Support for Robust Techniques
- Dynamic arrays instead of pointers
- Reference variables instead of pointers
- Reference objects instead of pointers
- Garbage collection instead of explicit memory management
- Built-in primitives for thread synchronization
- No macros to inadvertently slam code
- Inline functions instead of macros
- Vastly reduced need for pointers
- Integral type sizes are explicit
- No more uncertainty about the signed-ness of chars
- No need to duplicate declarations in source and header files.
- Explicit parsing support for adding in debug code.
Compile Time Checks
- Stronger type checking
- No empty ; for loop bodies
- Assignments do not yield boolean results
- Deprecating of obsolete API's
Runtime Checking
- assert() expressions
- array bounds checking
- undefined case in switch exception
- out of memory exception
- In, out, and class invariant Contract Programming support
Compatibility
Operator precedence and evaluation rules
D retains C operators and their precedence rules, order of evaluation rules, and promotion rules. This avoids subtle bugs that might arise from being so used to the way C does things that one has a great deal of trouble finding bugs due to different semantics.
Direct Access to C API's
Not only does D have data types that correspond to C types, it provides direct access to C functions. There is no need to write wrapper functions, parameter swizzlers, nor code to copy aggregate members one by one.

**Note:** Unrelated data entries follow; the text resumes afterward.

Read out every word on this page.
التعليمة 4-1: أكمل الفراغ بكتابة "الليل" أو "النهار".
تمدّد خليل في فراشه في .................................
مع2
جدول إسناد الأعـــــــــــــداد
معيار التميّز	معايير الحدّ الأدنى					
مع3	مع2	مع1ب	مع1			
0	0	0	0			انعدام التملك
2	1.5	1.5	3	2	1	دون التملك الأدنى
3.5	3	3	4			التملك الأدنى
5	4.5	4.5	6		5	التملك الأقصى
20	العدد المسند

Support for all C data types
Making it possible to interface to any C API or existing C library code. This support includes structs, unions, enums, pointers, and all C99 types. D includes the capability to set the alignment of struct members to ensure compatibility with externally imposed data formats.
OS Exception Handling
D's exception handling mechanism will connect to the way the underlying operating system handles exceptions in an application.
Uses Existing Tools
D produces code in standard object file format, enabling the use of standard assemblers, linkers, debuggers, profilers, exe compressors, and other analyzers, as well as linking to code written in other languages.
Project Management
Versioning
D provides built-in support for generation of multiple versions of a program from the same text. It replaces the C preprocessor #if/#endif technique.
Deprecation
As code evolves over time, some old library code gets replaced with newer, better versions. The old versions must be available to support legacy code, but they can be marked as deprecated. Code that uses deprecated versions will be normally flagged as illegal, but would be allowed by a compiler switch. This will make it easy for maintenance programmers to identify any dependence on deprecated features.

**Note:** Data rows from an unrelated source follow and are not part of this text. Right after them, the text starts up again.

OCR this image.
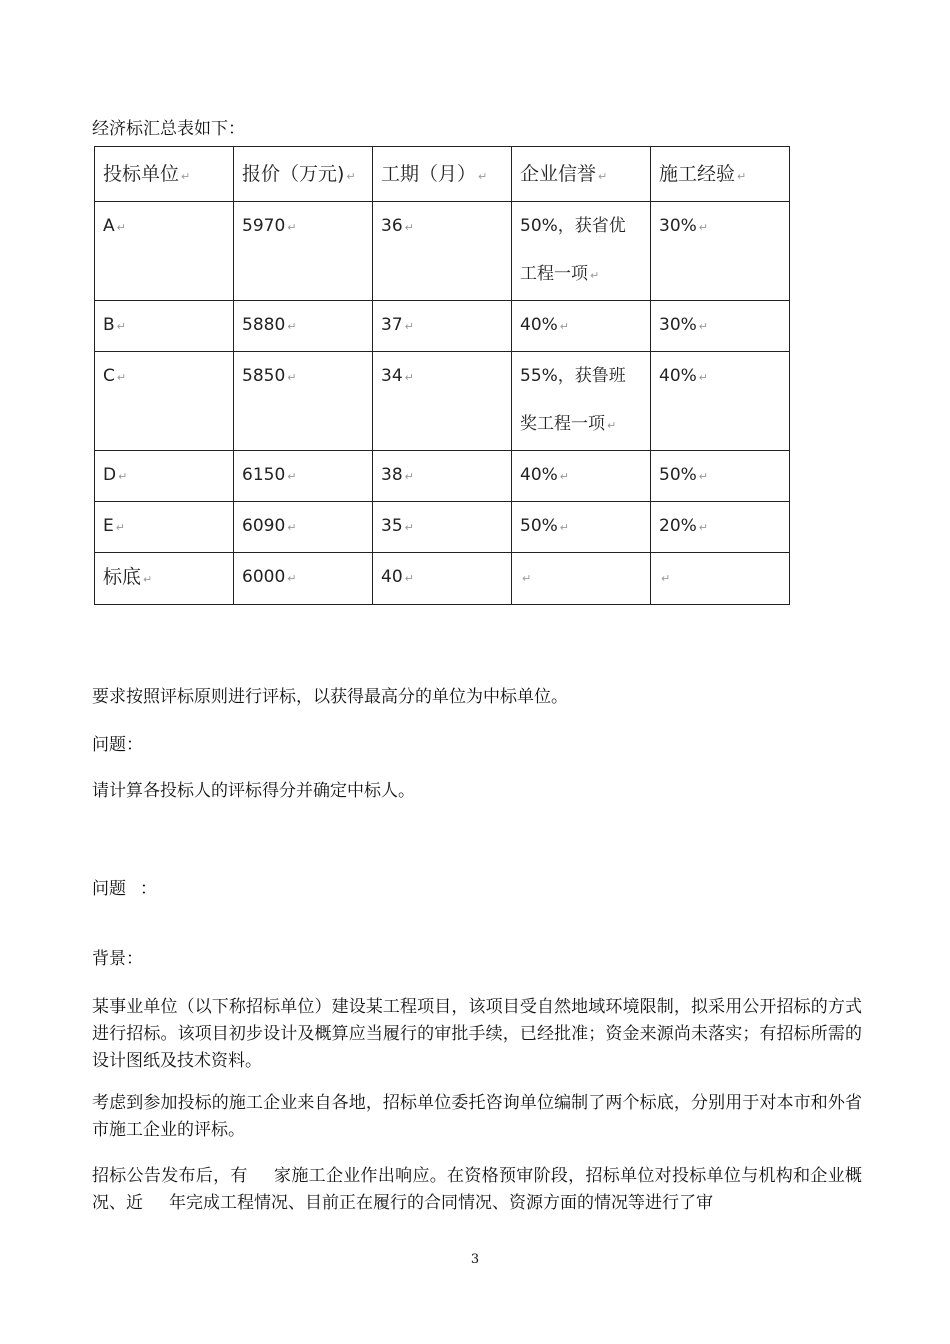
经济标汇总表如下：
投标单位 ↵	报价（万元) ↵	工期（月） ↵	企业信誉 ↵	施工经验 ↵
A ↵	5970 ↵	36 ↵	50%，获省优工程一项 ↵	30% ↵
B ↵	5880 ↵	37 ↵	40% ↵	30% ↵
C ↵	5850 ↵	34 ↵	55%，获鲁班奖工程一项 ↵	40% ↵
D ↵	6150 ↵	38 ↵	40% ↵	50% ↵
E ↵	6090 ↵	35 ↵	50% ↵	20% ↵
标底 ↵	6000 ↵	40 ↵	↵	↵
要求按照评标原则进行评标，以获得最高分的单位为中标单位。
问题：
请计算各投标人的评标得分并确定中标人。
问题 ：
背景：
某事业单位（以下称招标单位）建设某工程项目，该项目受自然地域环境限制，拟采用公开招标的方式进行招标。该项目初步设计及概算应当履行的审批手续，已经批准；资金来源尚未落实；有招标所需的设计图纸及技术资料。
考虑到参加投标的施工企业来自各地，招标单位委托咨询单位编制了两个标底，分别用于对本市和外省市施工企业的评标。
招标公告发布后，有 家施工企业作出响应。在资格预审阶段，招标单位对投标单位与机构和企业概况、近 年完成工程情况、目前正在履行的合同情况、资源方面的情况等进行了审
3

Sample D Program (sieve.d)
/* Sieve of Eratosthenes prime numbers */ import std.stdio; void main() { size_t count; bool[8191] flags; writeln("10 iterations"); // using iter as a throwaway variable foreach(iter; 1 .. 11) { count = 0; flags[] = 1; foreach(index, flag; flags) { if (flag) { size_t prime = index + index + 3; size_t k = index + prime; while (k < flags.length) { flags[k] = 0; k += prime; } count += 1; } } } writefln("%d primes", count); }
NB: The expectation may be that array index x represents the number x, with i + i + 3 seeming odd at first glance. However, if one were to consider each index, it would mean that the first element would represent 0 + 0 + 3 = 3; the second element would represent 1 + 1 + 3 = 5; the third element would represent 2 + 2 + 3 = 7; and so on. So the numbers represented by the array actually go from 3 to (8190 + 8190 + 3), or 16383.